La Policía Judicial cuenta también desde el pasado jueves con el apoyo de un grupo de especialistas de la Comisaría General del Cuerpo Nacional de Policía de Madrid para avanzar en las investigaciones del caso.

La aparición de manchas de sangre en el garaje del edificio donde residía Tejera en Arrecife hace pensar que los autores del delito pudieron haber raptado en esa zona a Juan Carlos para trasladarlo posteriormente en su vehículo hacia la escombrera de Argana.

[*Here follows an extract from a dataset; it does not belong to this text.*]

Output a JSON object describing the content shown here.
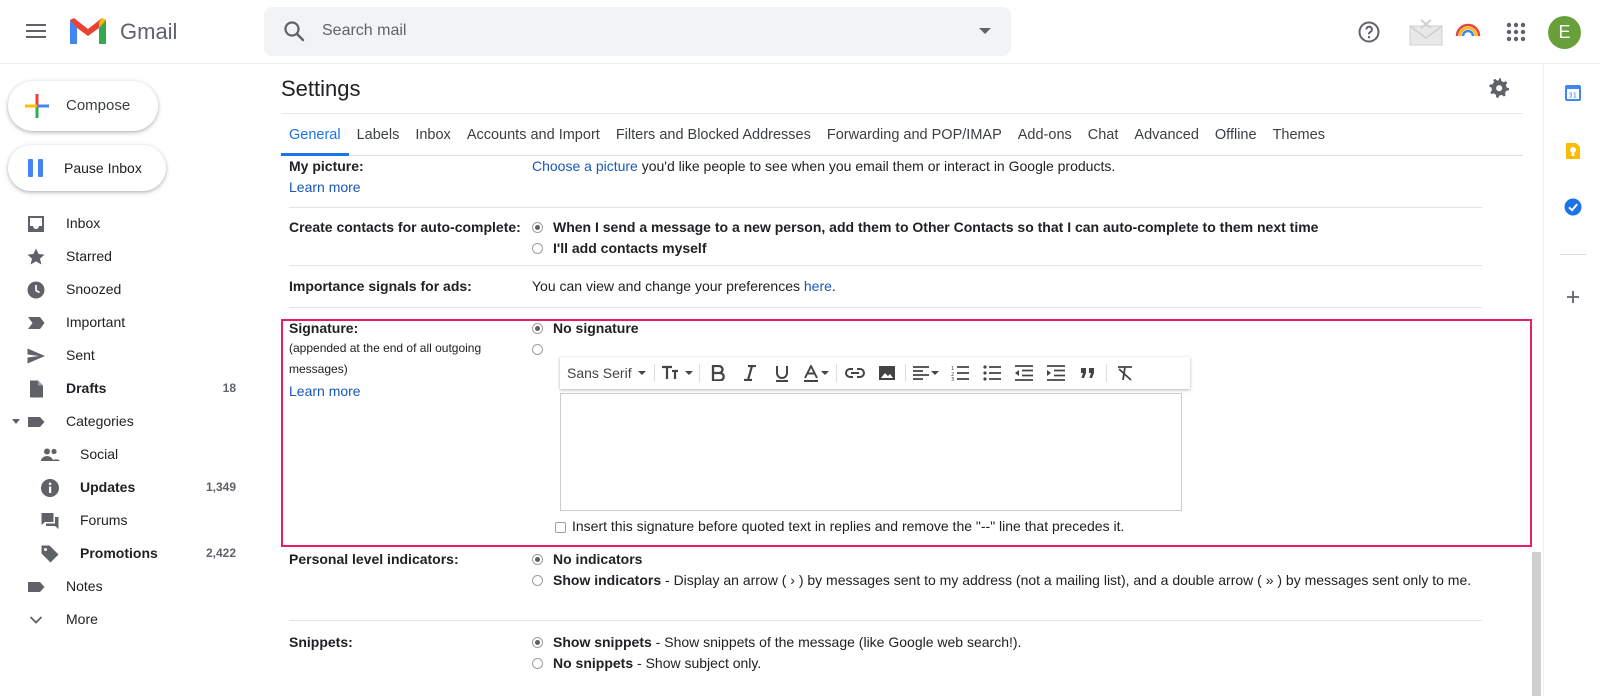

La policía trata de determinar el número de personas que participaron en este posible crimen.

Los agentes que llevan el caso están rastreando también las distintas cámaras de seguridad que se encuentran en el trayecto que va desde la vivienda de Tejera hasta la zona donde apareció su vehículo. Los autores del crimen tuvieron que recorrer en torno a los cuatro kilómetros, distancia que hay entre el garaje y la zona donde apareció el vehículo. Un trayecto que apenas se recorre en ocho minutos por lo que es posible que la muerte de Juan Carlos tuviera lugar entre las doce y la una de la madrugada, teniendo en cuenta que salió del bar en dirección a su casa sobre las 23.30 horas.

La pareja de Juan Carlos fue la que dio la voz de alarma a sus amigos y familiares en la madrugada del viernes en vista de que no llegaba a su casa. De hecho, fue uno de sus amigos el que encontró el vehículo. Familiares y amigos rastreaban sin éxito la zona de la escombrera de Argana al día siguiente de su desaparición, junto a miembros de la ONG de emergencia y rescate de Lanzarote (Emerlan) y de la Escuela Española de Salvamento y Detección con Perros con sede en la isla de Fuerteventura.